Interestingly, we are now also seeing the same thing in terms of the top attack source countries – with cybercriminals attacking emerging economies from within, and from outside too.
According to the Cisco Global Threat Report, the number of unique instances of malware attacking companies more than doubled between consecutive quarters last year.
By many estimates, cybercrime is already a business which exceeds a trillion dollars a year.
A recent survey from the Ponemon Institute found that the average annual cost of cybercrime among large-sized organizations reached US$ 5.9 million in 2011, up 56% from 2010 – and that it took an average of 18 days to resolve a cyberattack.
The number of stolen devices being used to perpetrate crimes is rising so fast that one major South American company started a programme to block stolen cell phones in Mexico.
In a world where it is now predicted that there will be 50 billion connected devices by 2020, securing cyberspace has therefore become one of the most critical issues to be tackled on a global scale.
And they need to be tackled on a global scale – because they are global issues!
Ladies and gentlemen,
Cybersecurity and cybercrime affect each and every agency and programme of the United Nations.
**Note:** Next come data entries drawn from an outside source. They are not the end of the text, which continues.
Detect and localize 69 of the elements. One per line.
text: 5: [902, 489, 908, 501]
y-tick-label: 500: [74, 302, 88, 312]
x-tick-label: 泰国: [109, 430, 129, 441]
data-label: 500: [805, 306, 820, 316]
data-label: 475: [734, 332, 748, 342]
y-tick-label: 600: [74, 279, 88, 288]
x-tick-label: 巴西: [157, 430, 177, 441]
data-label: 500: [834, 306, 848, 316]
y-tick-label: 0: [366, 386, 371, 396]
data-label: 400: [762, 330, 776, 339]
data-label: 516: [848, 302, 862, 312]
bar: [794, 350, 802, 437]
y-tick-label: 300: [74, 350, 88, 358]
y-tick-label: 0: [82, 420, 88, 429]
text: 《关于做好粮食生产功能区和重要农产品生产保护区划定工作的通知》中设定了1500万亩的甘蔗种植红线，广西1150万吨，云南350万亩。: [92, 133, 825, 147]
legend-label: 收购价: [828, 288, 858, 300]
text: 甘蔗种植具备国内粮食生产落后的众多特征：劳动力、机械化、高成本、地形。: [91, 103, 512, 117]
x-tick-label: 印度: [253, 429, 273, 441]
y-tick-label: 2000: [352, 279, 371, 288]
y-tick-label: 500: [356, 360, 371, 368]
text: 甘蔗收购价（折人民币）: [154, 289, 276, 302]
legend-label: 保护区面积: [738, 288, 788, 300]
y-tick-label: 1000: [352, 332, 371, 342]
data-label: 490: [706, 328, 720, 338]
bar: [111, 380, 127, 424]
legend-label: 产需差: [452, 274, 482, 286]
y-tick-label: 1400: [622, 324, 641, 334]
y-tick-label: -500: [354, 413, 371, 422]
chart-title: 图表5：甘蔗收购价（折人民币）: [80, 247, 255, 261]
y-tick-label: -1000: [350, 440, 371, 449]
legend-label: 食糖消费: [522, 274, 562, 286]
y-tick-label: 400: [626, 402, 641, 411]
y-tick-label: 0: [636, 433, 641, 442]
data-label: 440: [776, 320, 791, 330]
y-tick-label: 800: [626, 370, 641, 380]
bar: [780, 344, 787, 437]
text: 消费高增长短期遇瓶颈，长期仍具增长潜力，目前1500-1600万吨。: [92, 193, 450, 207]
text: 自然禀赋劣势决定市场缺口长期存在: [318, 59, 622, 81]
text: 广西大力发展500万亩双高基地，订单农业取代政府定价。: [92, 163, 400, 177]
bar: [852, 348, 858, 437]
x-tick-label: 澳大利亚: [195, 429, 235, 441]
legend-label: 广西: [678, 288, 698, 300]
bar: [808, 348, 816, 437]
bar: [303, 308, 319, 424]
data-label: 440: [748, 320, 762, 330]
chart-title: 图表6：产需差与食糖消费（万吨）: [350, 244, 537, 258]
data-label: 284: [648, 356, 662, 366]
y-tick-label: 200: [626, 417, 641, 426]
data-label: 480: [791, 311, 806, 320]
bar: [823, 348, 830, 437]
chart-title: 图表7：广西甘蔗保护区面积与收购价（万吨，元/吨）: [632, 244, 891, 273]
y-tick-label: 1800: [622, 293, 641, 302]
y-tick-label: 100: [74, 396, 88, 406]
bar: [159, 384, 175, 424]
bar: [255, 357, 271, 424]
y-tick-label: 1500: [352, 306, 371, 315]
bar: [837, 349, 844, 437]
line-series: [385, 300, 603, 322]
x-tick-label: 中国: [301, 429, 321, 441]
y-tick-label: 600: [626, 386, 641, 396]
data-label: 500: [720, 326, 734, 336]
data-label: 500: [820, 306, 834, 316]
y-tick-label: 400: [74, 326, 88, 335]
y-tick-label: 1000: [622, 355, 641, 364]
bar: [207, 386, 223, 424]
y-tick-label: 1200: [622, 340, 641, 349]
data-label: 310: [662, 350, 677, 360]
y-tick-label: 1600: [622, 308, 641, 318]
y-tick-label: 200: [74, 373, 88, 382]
As we push forward the UN agenda for peace and safety, we must remember that cyberpeace and cybersecurity are part of this.
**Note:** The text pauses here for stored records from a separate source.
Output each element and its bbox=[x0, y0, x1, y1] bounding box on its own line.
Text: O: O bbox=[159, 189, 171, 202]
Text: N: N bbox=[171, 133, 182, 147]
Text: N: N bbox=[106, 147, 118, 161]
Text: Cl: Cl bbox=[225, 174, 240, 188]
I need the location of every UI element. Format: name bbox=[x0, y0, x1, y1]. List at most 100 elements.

The UN Chief Executives Board has given high priority to this and has tasked ITU as a lead agency to coordinate within the UN systems’ High Level Committees on Management and Programming, and to report back to the CEB.
We are working together with UNODC and focal points of all CEB members to examine the policy and technology issues of cybersecurity and cybercrime.
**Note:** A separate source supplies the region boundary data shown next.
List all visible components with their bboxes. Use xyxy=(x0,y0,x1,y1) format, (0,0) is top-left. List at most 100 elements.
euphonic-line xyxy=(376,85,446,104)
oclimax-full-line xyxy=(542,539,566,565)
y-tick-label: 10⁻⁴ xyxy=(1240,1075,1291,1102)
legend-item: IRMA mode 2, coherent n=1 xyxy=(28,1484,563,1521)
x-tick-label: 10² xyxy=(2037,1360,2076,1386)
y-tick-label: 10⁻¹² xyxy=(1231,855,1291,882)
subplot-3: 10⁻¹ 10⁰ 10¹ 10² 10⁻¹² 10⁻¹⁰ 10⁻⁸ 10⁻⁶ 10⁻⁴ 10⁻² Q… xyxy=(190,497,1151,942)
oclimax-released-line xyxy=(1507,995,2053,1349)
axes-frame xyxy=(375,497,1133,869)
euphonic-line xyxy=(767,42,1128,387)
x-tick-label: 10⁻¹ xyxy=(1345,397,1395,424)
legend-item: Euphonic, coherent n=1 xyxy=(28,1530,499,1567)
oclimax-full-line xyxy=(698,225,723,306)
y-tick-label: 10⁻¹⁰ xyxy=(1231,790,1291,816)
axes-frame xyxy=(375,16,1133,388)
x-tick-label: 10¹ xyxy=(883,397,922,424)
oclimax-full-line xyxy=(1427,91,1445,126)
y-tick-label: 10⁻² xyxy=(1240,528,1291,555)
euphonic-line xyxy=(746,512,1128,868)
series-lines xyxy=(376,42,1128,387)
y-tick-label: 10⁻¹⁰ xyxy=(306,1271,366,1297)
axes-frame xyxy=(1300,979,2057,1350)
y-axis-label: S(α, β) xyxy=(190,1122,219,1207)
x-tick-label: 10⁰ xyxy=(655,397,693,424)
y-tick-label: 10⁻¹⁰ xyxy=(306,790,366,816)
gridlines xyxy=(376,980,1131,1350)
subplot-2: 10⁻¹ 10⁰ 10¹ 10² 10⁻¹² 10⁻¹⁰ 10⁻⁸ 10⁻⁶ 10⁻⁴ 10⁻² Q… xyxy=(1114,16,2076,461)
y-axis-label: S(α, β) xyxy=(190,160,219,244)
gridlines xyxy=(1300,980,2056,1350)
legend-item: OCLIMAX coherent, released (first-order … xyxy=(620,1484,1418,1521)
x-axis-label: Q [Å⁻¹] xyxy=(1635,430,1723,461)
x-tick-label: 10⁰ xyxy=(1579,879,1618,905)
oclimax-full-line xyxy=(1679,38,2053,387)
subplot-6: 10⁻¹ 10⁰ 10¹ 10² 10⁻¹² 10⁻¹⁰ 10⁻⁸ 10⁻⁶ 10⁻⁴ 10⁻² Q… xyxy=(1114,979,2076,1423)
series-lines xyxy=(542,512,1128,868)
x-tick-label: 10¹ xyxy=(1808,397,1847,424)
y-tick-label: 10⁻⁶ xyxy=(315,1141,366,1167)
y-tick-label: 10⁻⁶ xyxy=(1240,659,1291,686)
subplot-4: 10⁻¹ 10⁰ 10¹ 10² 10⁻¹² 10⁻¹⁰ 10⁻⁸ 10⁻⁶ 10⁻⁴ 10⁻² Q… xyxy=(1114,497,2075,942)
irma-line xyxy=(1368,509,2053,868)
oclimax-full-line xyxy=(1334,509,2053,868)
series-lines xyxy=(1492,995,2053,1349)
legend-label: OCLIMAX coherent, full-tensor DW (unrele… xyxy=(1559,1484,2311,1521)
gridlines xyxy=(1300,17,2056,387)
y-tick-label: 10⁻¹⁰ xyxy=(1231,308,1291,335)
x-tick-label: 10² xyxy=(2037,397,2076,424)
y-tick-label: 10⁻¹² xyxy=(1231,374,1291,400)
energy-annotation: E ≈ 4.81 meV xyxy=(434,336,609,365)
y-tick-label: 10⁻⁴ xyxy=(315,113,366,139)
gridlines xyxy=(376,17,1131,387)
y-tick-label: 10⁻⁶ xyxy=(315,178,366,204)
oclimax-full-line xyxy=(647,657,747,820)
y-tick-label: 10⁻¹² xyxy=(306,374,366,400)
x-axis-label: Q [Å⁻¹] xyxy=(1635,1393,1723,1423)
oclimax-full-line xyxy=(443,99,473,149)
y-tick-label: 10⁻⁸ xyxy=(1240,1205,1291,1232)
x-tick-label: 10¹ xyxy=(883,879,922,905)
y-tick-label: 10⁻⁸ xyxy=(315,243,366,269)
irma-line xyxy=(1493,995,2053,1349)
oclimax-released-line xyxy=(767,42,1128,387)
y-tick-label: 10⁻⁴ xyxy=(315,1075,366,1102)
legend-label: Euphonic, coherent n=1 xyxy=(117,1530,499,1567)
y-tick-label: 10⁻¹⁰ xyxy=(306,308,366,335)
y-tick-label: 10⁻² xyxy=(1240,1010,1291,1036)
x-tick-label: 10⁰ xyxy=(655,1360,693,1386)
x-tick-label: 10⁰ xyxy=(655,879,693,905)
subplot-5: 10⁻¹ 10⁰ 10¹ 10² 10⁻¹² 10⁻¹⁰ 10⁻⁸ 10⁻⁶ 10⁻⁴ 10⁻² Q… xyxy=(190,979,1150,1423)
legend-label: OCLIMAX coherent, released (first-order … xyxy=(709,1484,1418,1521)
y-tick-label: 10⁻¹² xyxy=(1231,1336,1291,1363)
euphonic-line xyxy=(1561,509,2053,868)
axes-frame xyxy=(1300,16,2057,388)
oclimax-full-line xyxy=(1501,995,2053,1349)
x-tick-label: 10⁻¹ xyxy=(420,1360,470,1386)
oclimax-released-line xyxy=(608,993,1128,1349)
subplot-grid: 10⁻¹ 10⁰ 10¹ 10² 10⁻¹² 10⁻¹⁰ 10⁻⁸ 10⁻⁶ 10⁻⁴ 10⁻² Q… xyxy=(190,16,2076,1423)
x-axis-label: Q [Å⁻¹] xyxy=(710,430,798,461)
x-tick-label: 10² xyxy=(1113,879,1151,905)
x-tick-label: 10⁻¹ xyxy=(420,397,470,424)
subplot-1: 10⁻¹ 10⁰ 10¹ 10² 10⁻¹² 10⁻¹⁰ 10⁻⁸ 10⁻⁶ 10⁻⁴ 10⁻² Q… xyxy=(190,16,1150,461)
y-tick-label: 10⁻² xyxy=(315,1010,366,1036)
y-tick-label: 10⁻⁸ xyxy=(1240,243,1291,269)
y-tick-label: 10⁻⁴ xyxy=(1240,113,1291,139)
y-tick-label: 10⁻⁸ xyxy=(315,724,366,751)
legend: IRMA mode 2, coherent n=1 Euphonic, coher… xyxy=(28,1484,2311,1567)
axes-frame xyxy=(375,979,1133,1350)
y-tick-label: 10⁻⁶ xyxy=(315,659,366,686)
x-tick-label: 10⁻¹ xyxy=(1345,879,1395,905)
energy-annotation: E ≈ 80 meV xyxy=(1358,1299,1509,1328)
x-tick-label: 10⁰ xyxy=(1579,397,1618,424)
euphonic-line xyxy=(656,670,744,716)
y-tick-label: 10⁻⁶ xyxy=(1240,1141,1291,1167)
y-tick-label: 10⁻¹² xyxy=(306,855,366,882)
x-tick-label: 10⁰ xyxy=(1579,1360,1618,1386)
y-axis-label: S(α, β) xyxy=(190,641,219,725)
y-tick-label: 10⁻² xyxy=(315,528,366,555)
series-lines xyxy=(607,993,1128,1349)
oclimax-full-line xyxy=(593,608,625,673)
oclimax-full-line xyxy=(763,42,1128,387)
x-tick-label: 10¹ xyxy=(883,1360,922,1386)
We have also officially entered into a partnership with UNODC to assist our Member States in mitigating the risks posed by cybersecurity and cybercrime – through activities such as joint workshops, capacity building, and knowledge sharing.
Last week I was at the World Economic Forum in Davos, and I was very interested to participate in a session dedicated to hyperconnectivity, during which cybersecurity was discussed in some detail.
In particular we looked at the role which can played by the private sector – and I am very pleased to see such good representation from the private sector here in today’s high level panel.
Because in many ways the private sector stands to gain the most from the Internet – and to lose the most from cybersecurity attacks and cybercrime.
At Davos there was a private sector ‘Commitment to Cyber-resilience’ on the table, and I was very pleased to support this.
I also said there – and will say again today – that we would also be happy to see the private sector playing an active role in the ITU-IMPACT initiative, the first truly global multi-stakeholder and public–private alliance against cyberthreats.
ITU-IMPACT already brings together more than 140 countries, and is a very powerful example of the type of success that can be achieved at the international level.
Ladies and gentlemen,
I am firmly convinced that we must now work together to set international policies and standards, and to build an international framework of norms and principles for cybersecurity and cyberpeace.
As a specialized agency, ITU provides a global forum for discussing cybersecurity, and has been entrusted by world leaders to facilitate international dialogue and cooperation.
Within a global framework, the international community could recognize international norms and principles which are aimed at building a common understanding on ways of ensuring peace and stability in cyberspace.
In addition, other recommended actions, such as creating a code of conduct on countries’ use of information technology by countries, could help to create a cybersecurity culture at the international, regional and national levels, and create the possibility of having a harmonized and comprehensive approach to cybercrime.
Let me therefore invite you this afternoon to continue doing what we all do best – which is to work together, listening to all the different stakeholders, and building a better future for all the world’s people.
A world where cyberpeace and cybersecurity replace cyberthreats and cybercrime.